Now let’s talk about a party.
To celebrate Savour Fare entering into the toddler stages, I’ve instituted a few changes that will hopefully make the blog a little more interactive and make it a better experience for you all.
I’ve set up an account at Formspring, which gives you a forum to ask questions – about cooking, about food or about me. (You can ask me about anything, but I don’t promise expertise!) This is also a great venue if you’d like to make any suggestions or requests for post topics or recipes. I’ll try to answer some of the questions regularly on the blog.
Additionally, I’ve made a few changes to the Savour Fare Facebook Fan Page. If you head over there regularly, you’ll get access to the Savour Fare RSS feed as well as information about what I’m cooking for dinner in our household this week, food books I’m reading, and my current favorite Savour Fare recipes. The “discussions” tab also is a place where you can give your feedback or suggestions. I’d love to hear from you.
Of course, a birthday isn’t a birthday without presents, and even though it’s Savour Fare’s birthday, you get to take home gifts! This Friday, March 5, will kick off week 1 of Savour Fare March Madness — one giveaway per week for the next four weeks. Details on entering will be posted Friday.
And finally, where would a birthday be without cake? Since I and all of my immediate family members have fall birthdays, I never get to indulge my yen for a creamy, dreamy light springtime birthday cake … until now. This cake is four layers of fluffy orange butter cake, sandwiched together with fresh strawberries and the simplest fluffy whipped cream frosting. The whole thing is not too sweet and very satisfying. I served it to the ladies in my book club (sadly, a blog can’t eat its own birthday cake), and not to brag, but almost everyone had two slices. These are Los Angeles ladies who lunch people. We are talking serious cake.
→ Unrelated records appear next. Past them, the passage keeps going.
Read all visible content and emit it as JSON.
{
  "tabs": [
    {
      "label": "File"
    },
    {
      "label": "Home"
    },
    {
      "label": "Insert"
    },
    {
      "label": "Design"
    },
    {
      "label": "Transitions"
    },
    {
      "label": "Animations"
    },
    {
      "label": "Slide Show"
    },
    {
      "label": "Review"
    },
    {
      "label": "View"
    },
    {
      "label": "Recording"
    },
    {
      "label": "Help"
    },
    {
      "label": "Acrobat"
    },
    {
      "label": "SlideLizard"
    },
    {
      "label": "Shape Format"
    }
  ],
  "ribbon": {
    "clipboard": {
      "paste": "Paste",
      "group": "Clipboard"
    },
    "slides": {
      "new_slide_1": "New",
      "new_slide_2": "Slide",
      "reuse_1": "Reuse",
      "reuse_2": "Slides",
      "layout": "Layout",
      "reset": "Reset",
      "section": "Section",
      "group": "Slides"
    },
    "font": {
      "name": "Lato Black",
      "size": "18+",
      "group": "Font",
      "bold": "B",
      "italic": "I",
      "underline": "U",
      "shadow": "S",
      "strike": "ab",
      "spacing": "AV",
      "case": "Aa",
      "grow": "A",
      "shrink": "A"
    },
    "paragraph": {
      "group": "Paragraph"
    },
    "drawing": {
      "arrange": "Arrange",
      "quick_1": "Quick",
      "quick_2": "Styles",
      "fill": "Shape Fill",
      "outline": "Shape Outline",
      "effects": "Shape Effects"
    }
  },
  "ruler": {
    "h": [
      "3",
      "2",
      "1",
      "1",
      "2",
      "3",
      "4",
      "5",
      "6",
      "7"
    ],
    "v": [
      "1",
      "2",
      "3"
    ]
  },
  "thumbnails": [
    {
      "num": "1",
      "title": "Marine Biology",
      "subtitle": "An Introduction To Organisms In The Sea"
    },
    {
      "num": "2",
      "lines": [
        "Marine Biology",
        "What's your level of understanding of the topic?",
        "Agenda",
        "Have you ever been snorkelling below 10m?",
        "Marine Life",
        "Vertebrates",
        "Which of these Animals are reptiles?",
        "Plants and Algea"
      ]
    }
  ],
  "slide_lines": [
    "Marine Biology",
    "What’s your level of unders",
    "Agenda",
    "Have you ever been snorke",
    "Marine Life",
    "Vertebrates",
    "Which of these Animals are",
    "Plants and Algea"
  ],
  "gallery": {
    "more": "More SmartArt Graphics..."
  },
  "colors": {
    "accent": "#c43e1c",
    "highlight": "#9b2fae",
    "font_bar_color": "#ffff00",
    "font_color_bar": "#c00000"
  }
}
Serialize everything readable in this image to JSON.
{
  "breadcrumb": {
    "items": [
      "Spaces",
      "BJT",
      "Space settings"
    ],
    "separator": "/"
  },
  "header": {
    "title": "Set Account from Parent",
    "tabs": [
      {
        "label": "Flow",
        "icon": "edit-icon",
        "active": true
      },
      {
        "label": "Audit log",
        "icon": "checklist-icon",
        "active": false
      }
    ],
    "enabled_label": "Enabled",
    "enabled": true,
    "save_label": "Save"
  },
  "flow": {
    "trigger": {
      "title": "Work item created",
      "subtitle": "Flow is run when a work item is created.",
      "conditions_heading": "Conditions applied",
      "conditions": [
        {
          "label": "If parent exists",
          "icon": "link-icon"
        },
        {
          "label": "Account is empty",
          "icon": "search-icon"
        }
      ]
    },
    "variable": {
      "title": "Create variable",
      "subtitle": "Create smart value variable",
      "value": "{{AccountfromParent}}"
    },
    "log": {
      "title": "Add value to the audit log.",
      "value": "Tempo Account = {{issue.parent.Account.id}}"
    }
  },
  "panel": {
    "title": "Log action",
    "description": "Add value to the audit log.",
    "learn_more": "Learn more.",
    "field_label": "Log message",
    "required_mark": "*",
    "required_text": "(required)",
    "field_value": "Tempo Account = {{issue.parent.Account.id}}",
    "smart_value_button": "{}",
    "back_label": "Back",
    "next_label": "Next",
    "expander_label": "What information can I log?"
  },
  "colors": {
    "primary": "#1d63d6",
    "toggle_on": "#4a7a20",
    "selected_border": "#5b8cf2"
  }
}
If you, too, are craving a springtime cake for a birthday (or a book club, or no reason at all), try this one – you won’t be sorry.
- Zest of 1 orange
- 1.5 cups sugar
- ¾ c. butter
- 3 eggs
- 3 cups cake flour (sifted before measuring)
- ¾ tsp. salt
- 3.5 tsp. baking powder (Baking powder can have a bitter taste — I use Rumford, which isn’t aluminum based, which helps)
- ½ c. orange juice
- Juice from 1 Meyer Lemon
- Enough water to make 1 cup
- 2 c. sliced strawberries
- 2 T sugar
- 2 c. heavy cream, divided
- ¼ c. powdered sugar
- 2 tsp. cornstarch
- 1 tsp vanilla
- 1.5 c. whipped cream
- 3 T vanilla sugar (or regular sugar if you don’t have vanilla sugar)
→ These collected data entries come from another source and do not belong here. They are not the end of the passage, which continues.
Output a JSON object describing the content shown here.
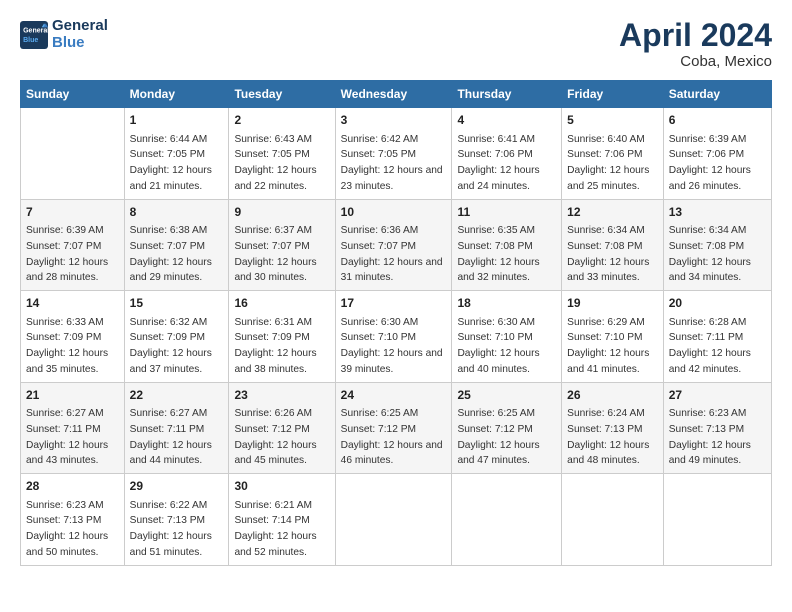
{
  "logo": {
    "line1": "General",
    "line2": "Blue"
  },
  "title": "April 2024",
  "subtitle": "Coba, Mexico",
  "days_of_week": [
    "Sunday",
    "Monday",
    "Tuesday",
    "Wednesday",
    "Thursday",
    "Friday",
    "Saturday"
  ],
  "weeks": [
    [
      {
        "day": "",
        "sunrise": "",
        "sunset": "",
        "daylight": ""
      },
      {
        "day": "1",
        "sunrise": "Sunrise: 6:44 AM",
        "sunset": "Sunset: 7:05 PM",
        "daylight": "Daylight: 12 hours and 21 minutes."
      },
      {
        "day": "2",
        "sunrise": "Sunrise: 6:43 AM",
        "sunset": "Sunset: 7:05 PM",
        "daylight": "Daylight: 12 hours and 22 minutes."
      },
      {
        "day": "3",
        "sunrise": "Sunrise: 6:42 AM",
        "sunset": "Sunset: 7:05 PM",
        "daylight": "Daylight: 12 hours and 23 minutes."
      },
      {
        "day": "4",
        "sunrise": "Sunrise: 6:41 AM",
        "sunset": "Sunset: 7:06 PM",
        "daylight": "Daylight: 12 hours and 24 minutes."
      },
      {
        "day": "5",
        "sunrise": "Sunrise: 6:40 AM",
        "sunset": "Sunset: 7:06 PM",
        "daylight": "Daylight: 12 hours and 25 minutes."
      },
      {
        "day": "6",
        "sunrise": "Sunrise: 6:39 AM",
        "sunset": "Sunset: 7:06 PM",
        "daylight": "Daylight: 12 hours and 26 minutes."
      }
    ],
    [
      {
        "day": "7",
        "sunrise": "Sunrise: 6:39 AM",
        "sunset": "Sunset: 7:07 PM",
        "daylight": "Daylight: 12 hours and 28 minutes."
      },
      {
        "day": "8",
        "sunrise": "Sunrise: 6:38 AM",
        "sunset": "Sunset: 7:07 PM",
        "daylight": "Daylight: 12 hours and 29 minutes."
      },
      {
        "day": "9",
        "sunrise": "Sunrise: 6:37 AM",
        "sunset": "Sunset: 7:07 PM",
        "daylight": "Daylight: 12 hours and 30 minutes."
      },
      {
        "day": "10",
        "sunrise": "Sunrise: 6:36 AM",
        "sunset": "Sunset: 7:07 PM",
        "daylight": "Daylight: 12 hours and 31 minutes."
      },
      {
        "day": "11",
        "sunrise": "Sunrise: 6:35 AM",
        "sunset": "Sunset: 7:08 PM",
        "daylight": "Daylight: 12 hours and 32 minutes."
      },
      {
        "day": "12",
        "sunrise": "Sunrise: 6:34 AM",
        "sunset": "Sunset: 7:08 PM",
        "daylight": "Daylight: 12 hours and 33 minutes."
      },
      {
        "day": "13",
        "sunrise": "Sunrise: 6:34 AM",
        "sunset": "Sunset: 7:08 PM",
        "daylight": "Daylight: 12 hours and 34 minutes."
      }
    ],
    [
      {
        "day": "14",
        "sunrise": "Sunrise: 6:33 AM",
        "sunset": "Sunset: 7:09 PM",
        "daylight": "Daylight: 12 hours and 35 minutes."
      },
      {
        "day": "15",
        "sunrise": "Sunrise: 6:32 AM",
        "sunset": "Sunset: 7:09 PM",
        "daylight": "Daylight: 12 hours and 37 minutes."
      },
      {
        "day": "16",
        "sunrise": "Sunrise: 6:31 AM",
        "sunset": "Sunset: 7:09 PM",
        "daylight": "Daylight: 12 hours and 38 minutes."
      },
      {
        "day": "17",
        "sunrise": "Sunrise: 6:30 AM",
        "sunset": "Sunset: 7:10 PM",
        "daylight": "Daylight: 12 hours and 39 minutes."
      },
      {
        "day": "18",
        "sunrise": "Sunrise: 6:30 AM",
        "sunset": "Sunset: 7:10 PM",
        "daylight": "Daylight: 12 hours and 40 minutes."
      },
      {
        "day": "19",
        "sunrise": "Sunrise: 6:29 AM",
        "sunset": "Sunset: 7:10 PM",
        "daylight": "Daylight: 12 hours and 41 minutes."
      },
      {
        "day": "20",
        "sunrise": "Sunrise: 6:28 AM",
        "sunset": "Sunset: 7:11 PM",
        "daylight": "Daylight: 12 hours and 42 minutes."
      }
    ],
    [
      {
        "day": "21",
        "sunrise": "Sunrise: 6:27 AM",
        "sunset": "Sunset: 7:11 PM",
        "daylight": "Daylight: 12 hours and 43 minutes."
      },
      {
        "day": "22",
        "sunrise": "Sunrise: 6:27 AM",
        "sunset": "Sunset: 7:11 PM",
        "daylight": "Daylight: 12 hours and 44 minutes."
      },
      {
        "day": "23",
        "sunrise": "Sunrise: 6:26 AM",
        "sunset": "Sunset: 7:12 PM",
        "daylight": "Daylight: 12 hours and 45 minutes."
      },
      {
        "day": "24",
        "sunrise": "Sunrise: 6:25 AM",
        "sunset": "Sunset: 7:12 PM",
        "daylight": "Daylight: 12 hours and 46 minutes."
      },
      {
        "day": "25",
        "sunrise": "Sunrise: 6:25 AM",
        "sunset": "Sunset: 7:12 PM",
        "daylight": "Daylight: 12 hours and 47 minutes."
      },
      {
        "day": "26",
        "sunrise": "Sunrise: 6:24 AM",
        "sunset": "Sunset: 7:13 PM",
        "daylight": "Daylight: 12 hours and 48 minutes."
      },
      {
        "day": "27",
        "sunrise": "Sunrise: 6:23 AM",
        "sunset": "Sunset: 7:13 PM",
        "daylight": "Daylight: 12 hours and 49 minutes."
      }
    ],
    [
      {
        "day": "28",
        "sunrise": "Sunrise: 6:23 AM",
        "sunset": "Sunset: 7:13 PM",
        "daylight": "Daylight: 12 hours and 50 minutes."
      },
      {
        "day": "29",
        "sunrise": "Sunrise: 6:22 AM",
        "sunset": "Sunset: 7:13 PM",
        "daylight": "Daylight: 12 hours and 51 minutes."
      },
      {
        "day": "30",
        "sunrise": "Sunrise: 6:21 AM",
        "sunset": "Sunset: 7:14 PM",
        "daylight": "Daylight: 12 hours and 52 minutes."
      },
      {
        "day": "",
        "sunrise": "",
        "sunset": "",
        "daylight": ""
      },
      {
        "day": "",
        "sunrise": "",
        "sunset": "",
        "daylight": ""
      },
      {
        "day": "",
        "sunrise": "",
        "sunset": "",
        "daylight": ""
      },
      {
        "day": "",
        "sunrise": "",
        "sunset": "",
        "daylight": ""
      }
    ]
  ]
}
- Strawberries, for garnish
- Preheat the oven to 375 degrees, and prepare two eight inch round cake pans.
- Zest the orange into the sugar, and cream the butter and sugar in the bowl of a stand mixer. Don’t be shy at the creaming phase — you want to incorporate as much air as possible into the butter.
- Add the eggs, one at a time, beating between each addition, and beat until the batter is pale and fluffy.
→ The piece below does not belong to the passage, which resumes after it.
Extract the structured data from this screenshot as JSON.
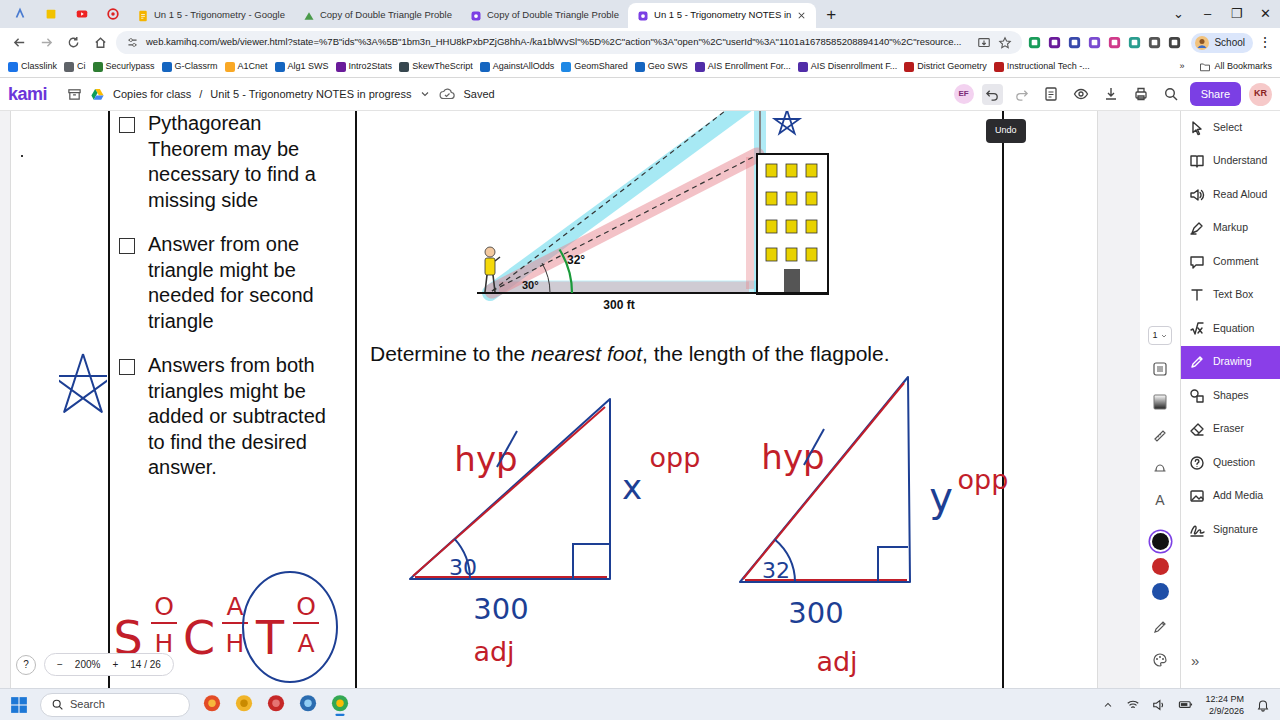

- Meanwhile, sift and measure the flour, and then sift it again with the baking soda and salt. Sifting flour is one of the secrets to a lighter cake.
- Mix the orange juice, lemon juice and water.
- Add the flour mixture in three batches, alternating with the juice. Beat only as much between each addition as necessary to incorporate the ingredients.
- Divide the batter between the two pans, smooth the tops of the cakes with a spatula or knife, and bake for 30 minutes, or until a cake tester comes out clean.
- Let the cakes cool, unmold, and using a long knife, carefully cut each layer in half to make 4 layers.
- Slice the strawberries, sprinkle with the granulated sugar, and set aside.
- In a small saucepan, combine the powdered sugar, cornstarch and ½ c. of the cream. Whisk until combined, and heat gently until the mixture is thick. Add vanilla; let cool to room temperature.
- In a mixer, beat the remaining cream until the marks of the beater blade begin to show. Slowly add the thickened cream and beat until fairly stiff.
- Combine about half the cream with the strawberries. Setting the first cake layer on a flat surface (I found that the flat bottom of my tart pan worked beautifully), spread about a third of the strawberry cream mixture on top of the layer. Add the next layer of cake and continue to stack the layers with the strawberry filling in between, finishing with the last layer of cake. Make sure the layers are stacked straight, and use a sharp knife to trim the edges.
- With the remaining stabilized cream, cover the exterior of the cake. Don’t worry about crumbs, but try to get the frosting as smooth as possible. The cake can be refrigerated at this point for a few hours.
- In the bowl of a beater, combine the cold cream and sugar and whip until the cream holds soft peaks. Spread it on the exterior of the cake — you’re aiming for billowy rather than smooth. Top with strawberries, sliced in half. Serve within an hour.